Premier-Avril 1950: "Comment ne pas être tué par une bombe atomique"

L’hebdomadaire français Paris Match, qui a "le plus gros tirage dans les années 1950 avec près de 2 millions d’exemplaires chaque semaine", dont "l ‘impact est considérable" et qui "contribue à structurer les représentation ", propose dans son numéro du 1er avril 1950 une couverture consacrée, comme c’est fréquemment le cas, à l’aristocratie (ici la famille royale de Belgique) mais, dans un unique encadré, bien visible en haut de page, le titre, "Comment ne pas être tué par une bombe atomique", se présente comme un véritable produit d’appel d’autant plus retentissant qu’on sait officiellement, depuis septembre 1949, que l’URSS possède la bombe atomique.
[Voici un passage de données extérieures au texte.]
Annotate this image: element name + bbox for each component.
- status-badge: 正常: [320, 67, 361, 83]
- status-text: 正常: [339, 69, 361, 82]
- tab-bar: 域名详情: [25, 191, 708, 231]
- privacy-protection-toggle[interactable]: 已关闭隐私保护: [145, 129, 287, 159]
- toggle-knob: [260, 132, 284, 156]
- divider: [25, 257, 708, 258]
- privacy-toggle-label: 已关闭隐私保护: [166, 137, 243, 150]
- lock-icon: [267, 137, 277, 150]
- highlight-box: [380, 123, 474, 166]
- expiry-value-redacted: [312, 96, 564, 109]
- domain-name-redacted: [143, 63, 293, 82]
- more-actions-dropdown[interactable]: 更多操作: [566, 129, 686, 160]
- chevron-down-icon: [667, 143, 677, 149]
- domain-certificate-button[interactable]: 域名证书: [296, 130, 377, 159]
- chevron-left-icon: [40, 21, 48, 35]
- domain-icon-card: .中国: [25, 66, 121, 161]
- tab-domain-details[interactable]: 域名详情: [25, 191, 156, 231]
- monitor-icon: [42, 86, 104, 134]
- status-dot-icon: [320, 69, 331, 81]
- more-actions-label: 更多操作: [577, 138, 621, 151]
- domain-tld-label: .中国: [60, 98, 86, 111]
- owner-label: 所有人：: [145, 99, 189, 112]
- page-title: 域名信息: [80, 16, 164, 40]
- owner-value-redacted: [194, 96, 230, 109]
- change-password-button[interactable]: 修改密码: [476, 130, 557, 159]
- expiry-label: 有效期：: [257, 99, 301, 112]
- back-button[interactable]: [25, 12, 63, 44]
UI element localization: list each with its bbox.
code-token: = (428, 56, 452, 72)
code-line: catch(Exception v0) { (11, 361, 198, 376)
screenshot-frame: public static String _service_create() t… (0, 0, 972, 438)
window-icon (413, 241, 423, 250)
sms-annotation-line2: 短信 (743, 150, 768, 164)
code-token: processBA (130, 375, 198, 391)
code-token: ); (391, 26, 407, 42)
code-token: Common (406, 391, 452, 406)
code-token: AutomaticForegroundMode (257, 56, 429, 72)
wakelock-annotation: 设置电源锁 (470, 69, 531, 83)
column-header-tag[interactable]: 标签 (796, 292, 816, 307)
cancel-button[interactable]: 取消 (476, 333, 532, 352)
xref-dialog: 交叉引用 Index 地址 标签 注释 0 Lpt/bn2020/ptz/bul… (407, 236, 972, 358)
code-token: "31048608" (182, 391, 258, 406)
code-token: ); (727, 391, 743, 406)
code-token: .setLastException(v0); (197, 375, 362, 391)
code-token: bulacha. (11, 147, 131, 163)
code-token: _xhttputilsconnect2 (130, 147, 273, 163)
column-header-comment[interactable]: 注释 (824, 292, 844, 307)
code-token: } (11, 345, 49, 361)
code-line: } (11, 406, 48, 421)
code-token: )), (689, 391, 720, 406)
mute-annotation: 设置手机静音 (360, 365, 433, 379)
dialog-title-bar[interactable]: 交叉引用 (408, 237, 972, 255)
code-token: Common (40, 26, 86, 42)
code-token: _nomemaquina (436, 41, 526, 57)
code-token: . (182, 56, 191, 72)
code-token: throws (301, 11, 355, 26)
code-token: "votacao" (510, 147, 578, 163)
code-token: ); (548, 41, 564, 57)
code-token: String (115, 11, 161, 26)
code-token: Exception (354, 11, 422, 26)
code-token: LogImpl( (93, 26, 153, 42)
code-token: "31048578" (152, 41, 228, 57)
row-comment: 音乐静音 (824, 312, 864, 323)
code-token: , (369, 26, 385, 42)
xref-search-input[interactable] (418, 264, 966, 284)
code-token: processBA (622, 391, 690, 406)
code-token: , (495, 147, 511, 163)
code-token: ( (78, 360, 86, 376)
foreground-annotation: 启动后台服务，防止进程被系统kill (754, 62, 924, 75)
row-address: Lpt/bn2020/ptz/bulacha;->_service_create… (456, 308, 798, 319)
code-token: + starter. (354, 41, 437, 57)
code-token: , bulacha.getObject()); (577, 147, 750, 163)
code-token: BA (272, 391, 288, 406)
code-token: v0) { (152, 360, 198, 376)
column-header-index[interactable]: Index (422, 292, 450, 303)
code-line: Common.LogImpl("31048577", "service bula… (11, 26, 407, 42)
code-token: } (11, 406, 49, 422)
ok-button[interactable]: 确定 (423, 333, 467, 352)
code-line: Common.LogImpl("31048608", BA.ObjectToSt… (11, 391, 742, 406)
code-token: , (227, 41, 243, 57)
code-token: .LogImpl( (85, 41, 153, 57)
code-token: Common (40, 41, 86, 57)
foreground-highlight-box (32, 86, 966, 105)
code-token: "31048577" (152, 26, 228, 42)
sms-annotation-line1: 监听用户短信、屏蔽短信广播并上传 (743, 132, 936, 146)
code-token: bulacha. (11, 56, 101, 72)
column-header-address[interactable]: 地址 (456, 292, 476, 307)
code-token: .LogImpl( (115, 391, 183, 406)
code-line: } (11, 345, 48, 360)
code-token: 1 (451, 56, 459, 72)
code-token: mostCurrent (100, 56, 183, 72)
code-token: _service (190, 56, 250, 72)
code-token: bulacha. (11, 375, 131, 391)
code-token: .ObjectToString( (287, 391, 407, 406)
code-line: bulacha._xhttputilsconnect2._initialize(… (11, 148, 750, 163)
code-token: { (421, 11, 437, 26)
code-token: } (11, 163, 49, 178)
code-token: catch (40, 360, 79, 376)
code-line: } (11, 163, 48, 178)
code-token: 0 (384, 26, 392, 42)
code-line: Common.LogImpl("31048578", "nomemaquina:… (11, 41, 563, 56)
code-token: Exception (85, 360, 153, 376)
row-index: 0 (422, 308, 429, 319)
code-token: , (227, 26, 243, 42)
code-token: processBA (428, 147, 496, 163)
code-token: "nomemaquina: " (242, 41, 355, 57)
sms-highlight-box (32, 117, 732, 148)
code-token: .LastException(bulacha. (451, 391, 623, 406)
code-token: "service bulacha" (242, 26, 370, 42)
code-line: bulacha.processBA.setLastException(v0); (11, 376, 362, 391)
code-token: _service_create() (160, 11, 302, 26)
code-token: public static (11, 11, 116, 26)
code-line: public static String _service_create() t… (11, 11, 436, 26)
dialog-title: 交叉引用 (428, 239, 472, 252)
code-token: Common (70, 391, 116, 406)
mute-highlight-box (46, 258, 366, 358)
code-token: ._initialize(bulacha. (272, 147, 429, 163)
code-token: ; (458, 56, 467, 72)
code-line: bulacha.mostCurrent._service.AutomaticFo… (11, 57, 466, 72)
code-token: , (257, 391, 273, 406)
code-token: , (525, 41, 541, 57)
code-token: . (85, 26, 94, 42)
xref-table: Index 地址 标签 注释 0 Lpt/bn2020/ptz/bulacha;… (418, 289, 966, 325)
L’article, qui nous intéresse et qui se déploie sur deux pleines pages, est écrit par Richard Gerstell qu’un encadré présente comme "un officier de la marine américaine", "un savant", "docteur en philosophie", "conseiller à la défense radiologique à l’Office de la défense civile des États-Unis".

L’auteur est chargé par le ministère de la défense d’étudier les effets de la radioactivité des essais atomiques de Bikini et d’élaborer des "plans pour la protection de la population civile contre une éventuelle attaque atomique".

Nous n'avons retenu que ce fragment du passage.